Saturday, September 05, 2009

Entrepreneurs: Be An Enabler


Having a brilliant idea is still far from real entrepreneurship; striving to provide real value to real customers is.

One efficient way to do that is to be an enabler, an enabler in technology, relationship management, customer service, supply chain, or whatever area that is critical for your customers to do their business.

1. Develop a process, or as people in academia like to call, methodology.

It's better to know a whole lot about one thing, than a little bit of everything. Any Ph. D. graduate will tell you that a methodology with good theory can save a lot of hard work. Be an expert. Use the expertise to invent new ways of doing things, selling staff, or managing operations, not just a little better, but 10 times or 100 times better than the ordinary.

Sometimes, it requires a few genius minds to work things out. Just check the TED talks for some mind blowing new inventions, like the wireless power transmission; or the processor with order of magnitude less power consumption from PA Semi (accquired by Apple).

Other times, it's just a bag of accumulated tips and tricks. John Chow, like other probloggers, has developed a system of how to make a living through blogging, and enjoys a good life style teaching others doing the same.

2. Develop an algorithm to automate the process.

Don't stop at the methodology. Automate it. Turn it on and forget it, if you can.

Google is a great example of process automation.
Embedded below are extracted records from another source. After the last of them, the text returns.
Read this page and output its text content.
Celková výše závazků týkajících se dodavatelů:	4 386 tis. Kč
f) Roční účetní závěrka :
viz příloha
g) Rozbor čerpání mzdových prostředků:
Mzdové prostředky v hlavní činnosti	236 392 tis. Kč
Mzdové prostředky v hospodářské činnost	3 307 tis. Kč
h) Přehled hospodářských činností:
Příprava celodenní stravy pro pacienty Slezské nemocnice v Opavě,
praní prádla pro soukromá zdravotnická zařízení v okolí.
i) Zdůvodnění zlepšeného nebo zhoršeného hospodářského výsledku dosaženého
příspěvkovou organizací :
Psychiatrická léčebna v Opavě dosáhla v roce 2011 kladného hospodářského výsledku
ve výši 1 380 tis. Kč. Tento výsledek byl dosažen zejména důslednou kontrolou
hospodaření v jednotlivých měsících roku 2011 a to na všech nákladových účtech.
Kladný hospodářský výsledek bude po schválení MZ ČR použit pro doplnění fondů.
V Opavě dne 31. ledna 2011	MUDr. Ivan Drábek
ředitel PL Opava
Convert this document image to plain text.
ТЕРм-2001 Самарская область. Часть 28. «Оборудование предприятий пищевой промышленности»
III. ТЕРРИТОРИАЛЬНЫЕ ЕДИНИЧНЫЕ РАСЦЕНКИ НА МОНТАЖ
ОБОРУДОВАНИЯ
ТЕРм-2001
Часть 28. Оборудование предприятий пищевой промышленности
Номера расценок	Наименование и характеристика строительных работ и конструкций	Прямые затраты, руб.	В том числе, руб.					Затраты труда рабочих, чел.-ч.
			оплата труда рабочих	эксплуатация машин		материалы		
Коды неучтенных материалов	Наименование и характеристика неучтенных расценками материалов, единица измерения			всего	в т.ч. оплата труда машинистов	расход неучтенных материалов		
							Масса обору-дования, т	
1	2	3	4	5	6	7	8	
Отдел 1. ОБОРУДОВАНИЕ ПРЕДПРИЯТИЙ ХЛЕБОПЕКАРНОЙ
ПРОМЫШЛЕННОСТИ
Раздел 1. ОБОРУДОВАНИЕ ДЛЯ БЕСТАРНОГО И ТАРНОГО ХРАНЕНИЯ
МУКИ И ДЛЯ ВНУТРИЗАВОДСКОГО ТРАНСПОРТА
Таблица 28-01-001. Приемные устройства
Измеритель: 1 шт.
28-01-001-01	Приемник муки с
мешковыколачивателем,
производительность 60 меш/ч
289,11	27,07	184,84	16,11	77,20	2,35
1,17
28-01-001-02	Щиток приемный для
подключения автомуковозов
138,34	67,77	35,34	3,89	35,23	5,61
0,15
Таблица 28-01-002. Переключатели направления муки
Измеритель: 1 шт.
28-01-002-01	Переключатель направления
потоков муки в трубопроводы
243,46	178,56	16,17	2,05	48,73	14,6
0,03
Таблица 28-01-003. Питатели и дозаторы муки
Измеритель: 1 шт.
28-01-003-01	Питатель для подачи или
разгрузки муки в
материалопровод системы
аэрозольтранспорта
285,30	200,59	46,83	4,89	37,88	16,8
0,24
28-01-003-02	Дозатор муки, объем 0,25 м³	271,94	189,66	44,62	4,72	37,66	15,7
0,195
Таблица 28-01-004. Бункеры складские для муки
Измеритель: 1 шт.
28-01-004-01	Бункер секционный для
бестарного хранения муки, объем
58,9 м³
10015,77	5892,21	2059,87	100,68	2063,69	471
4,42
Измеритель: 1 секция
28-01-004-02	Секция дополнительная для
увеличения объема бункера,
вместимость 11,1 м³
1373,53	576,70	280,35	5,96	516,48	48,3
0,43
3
You hardly need to talk to a real person when dealing with Google services. It uses algorithms to figure out where the hotspots on the web-sphere are; uses algorithms to match buyers and sellers through keywords; uses algorithms to pull and push information to just about every corner of the web.

The electronic design automation (EDA) industry itself is enabling semiconductor design companies to tape out their chips faster, cheaper, with better quality. It emerged from simple drawing tools like magic and zero revenue in the early 80's, to now a $4 billion industry (estimate).

3. Duplicate the process.

With a methodology and automated process, all that's left is to enable everyone to do the same, so the entire world runs more efficiently. There goes your entrepreneurship dream and global impact.